Como resultado de este momento, y sin que nadie pueda saber qué clima reinará en el mercado después de la final del domingo, el dólar oficial bajó $ 1,68 hasta $ 1495,93, el dólar blue bajó $ 5 hasta $ 1525, el dólar senebi subió $ 1,02 hasta $ 1501, el dólar mep bajó 2 centavos hasta $ 1514,27 y el contado con liqui subió $ 2,07 hasta $ 1569,20. Mientras que la brecha entre el oficial y el blue fue del 2% y la brecha entre el ccl y el mayorista fue del 6%.
Esto se dio, además con un día tranquilo en los bancos, aunque con un centenar de protestas en las redes, sobre todo contra bancos grandes, ya que intentaban realizar operaciones dólar mep, y las pantallas marcaban error, sistemáticamente, a toda hora, durante todo el día. Con eso, hubo tasas quietas en plazos fijos: por plata chica se siguió pagando 19,4% anual (16% en bancos grandes y 23% en bancos chicos) y por plata grande siguió al 25,1%.
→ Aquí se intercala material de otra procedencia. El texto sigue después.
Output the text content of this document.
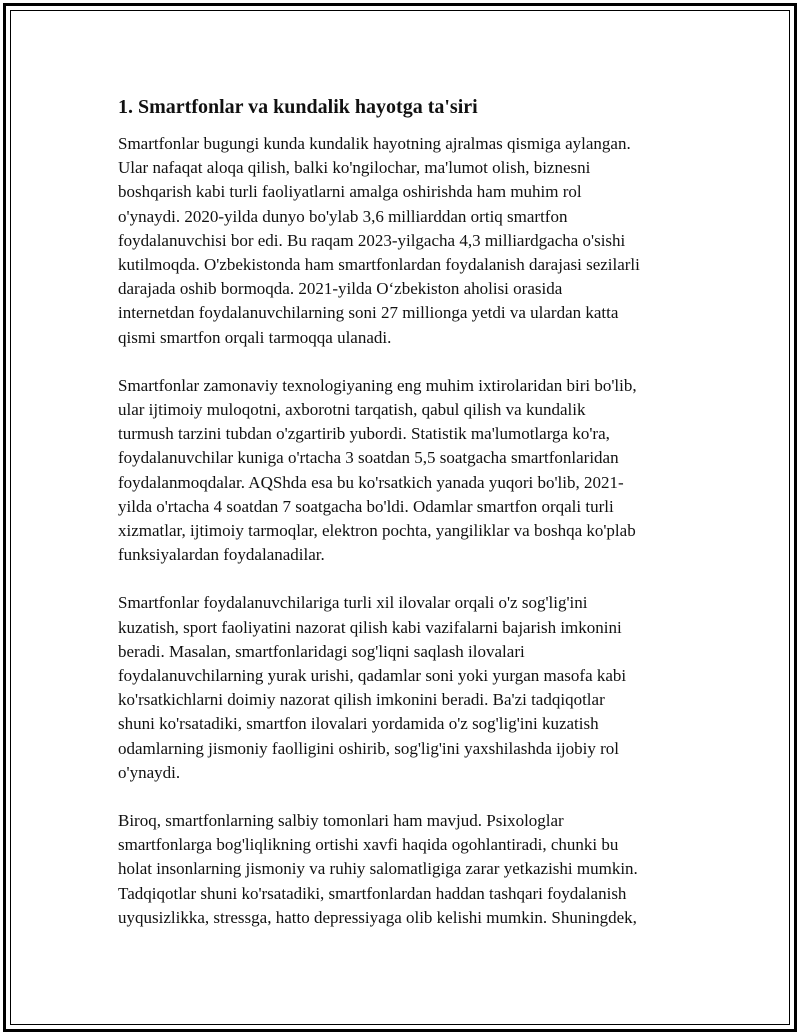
1. Smartfonlar va kundalik hayotga ta'siri

Smartfonlar bugungi kunda kundalik hayotning ajralmas qismiga aylangan.
Ular nafaqat aloqa qilish, balki ko'ngilochar, ma'lumot olish, biznesni
boshqarish kabi turli faoliyatlarni amalga oshirishda ham muhim rol
o'ynaydi. 2020-yilda dunyo bo'ylab 3,6 milliarddan ortiq smartfon
foydalanuvchisi bor edi. Bu raqam 2023-yilgacha 4,3 milliardgacha o'sishi
kutilmoqda. O'zbekistonda ham smartfonlardan foydalanish darajasi sezilarli
darajada oshib bormoqda. 2021-yilda O‘zbekiston aholisi orasida
internetdan foydalanuvchilarning soni 27 millionga yetdi va ulardan katta
qismi smartfon orqali tarmoqqa ulanadi.

Smartfonlar zamonaviy texnologiyaning eng muhim ixtirolaridan biri bo'lib,
ular ijtimoiy muloqotni, axborotni tarqatish, qabul qilish va kundalik
turmush tarzini tubdan o'zgartirib yubordi. Statistik ma'lumotlarga ko'ra,
foydalanuvchilar kuniga o'rtacha 3 soatdan 5,5 soatgacha smartfonlaridan
foydalanmoqdalar. AQShda esa bu ko'rsatkich yanada yuqori bo'lib, 2021-
yilda o'rtacha 4 soatdan 7 soatgacha bo'ldi. Odamlar smartfon orqali turli
xizmatlar, ijtimoiy tarmoqlar, elektron pochta, yangiliklar va boshqa ko'plab
funksiyalardan foydalanadilar.

Smartfonlar foydalanuvchilariga turli xil ilovalar orqali o'z sog'lig'ini
kuzatish, sport faoliyatini nazorat qilish kabi vazifalarni bajarish imkonini
beradi. Masalan, smartfonlaridagi sog'liqni saqlash ilovalari
foydalanuvchilarning yurak urishi, qadamlar soni yoki yurgan masofa kabi
ko'rsatkichlarni doimiy nazorat qilish imkonini beradi. Ba'zi tadqiqotlar
shuni ko'rsatadiki, smartfon ilovalari yordamida o'z sog'lig'ini kuzatish
odamlarning jismoniy faolligini oshirib, sog'lig'ini yaxshilashda ijobiy rol
o'ynaydi.

Biroq, smartfonlarning salbiy tomonlari ham mavjud. Psixologlar
smartfonlarga bog'liqlikning ortishi xavfi haqida ogohlantiradi, chunki bu
holat insonlarning jismoniy va ruhiy salomatligiga zarar yetkazishi mumkin.
Tadqiqotlar shuni ko'rsatadiki, smartfonlardan haddan tashqari foydalanish
uyqusizlikka, stressga, hatto depressiyaga olib kelishi mumkin. Shuningdek,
Como adicional, estuvo el resultado de la licitación revancha del nuevo bono Bonar 2029, en una operación en la que hubo ofertas por US$ 260 M y finalmente se colocaron AO29 por US$ 150 M, al 8,29% anual. Detrás de eso, con buen volumen, los bonos argentinos tuvieron una leve baja, por lo que el riesgo país subió 6 unidades hasta 410 puntos básicos, en el nivel techo de este mes de julio.
En papeles privados, detonados desde la mecha de Samsung, hubo rueda en rojo en la Bolsa de Nueva York, ya que el Dow cedió 0,2%, el S&P bajó 0,5% y el Nasdaq perdió 1,5%. En tanto que la Bolsa de San Pablo bajó 1,2% y la Bolsa de México cedió 0,1%.
Pero el peor de los resultados se dio en el mercado bursátil local. Con $ 55.778 M operados en acciones y $ 198.842 M en cedears, la Bolsa de Buenos Aires cayó 3,2%. En tanto que las ADR argentinas en NY mostraron una baja en bloque del 2 al 6% para Supervielle, Macro, BBVA, TGS, Galicia, Edenor, Central Puerto, YPF, Telecom, Loma Negra y Pampa E.
Finalmente, en commodities, hubo una baja del 0,8% para el petróleo. Se anotó un desplome para los metales preciosos. Los metales básicos actuaron sostenidos. En Chicago hubo un descenso para todos los granos, especialmente para el trigo. En Rosario solo se salvó la soja, y hubo fuerte derrape para el trigo y el girasol, y baja consistente para el maíz. Y, por último, no se salvaron ni las criptomonedas: el bitcoin bajó 1,1%, con debilidad aún mayor para el resto de los valores de ese panel.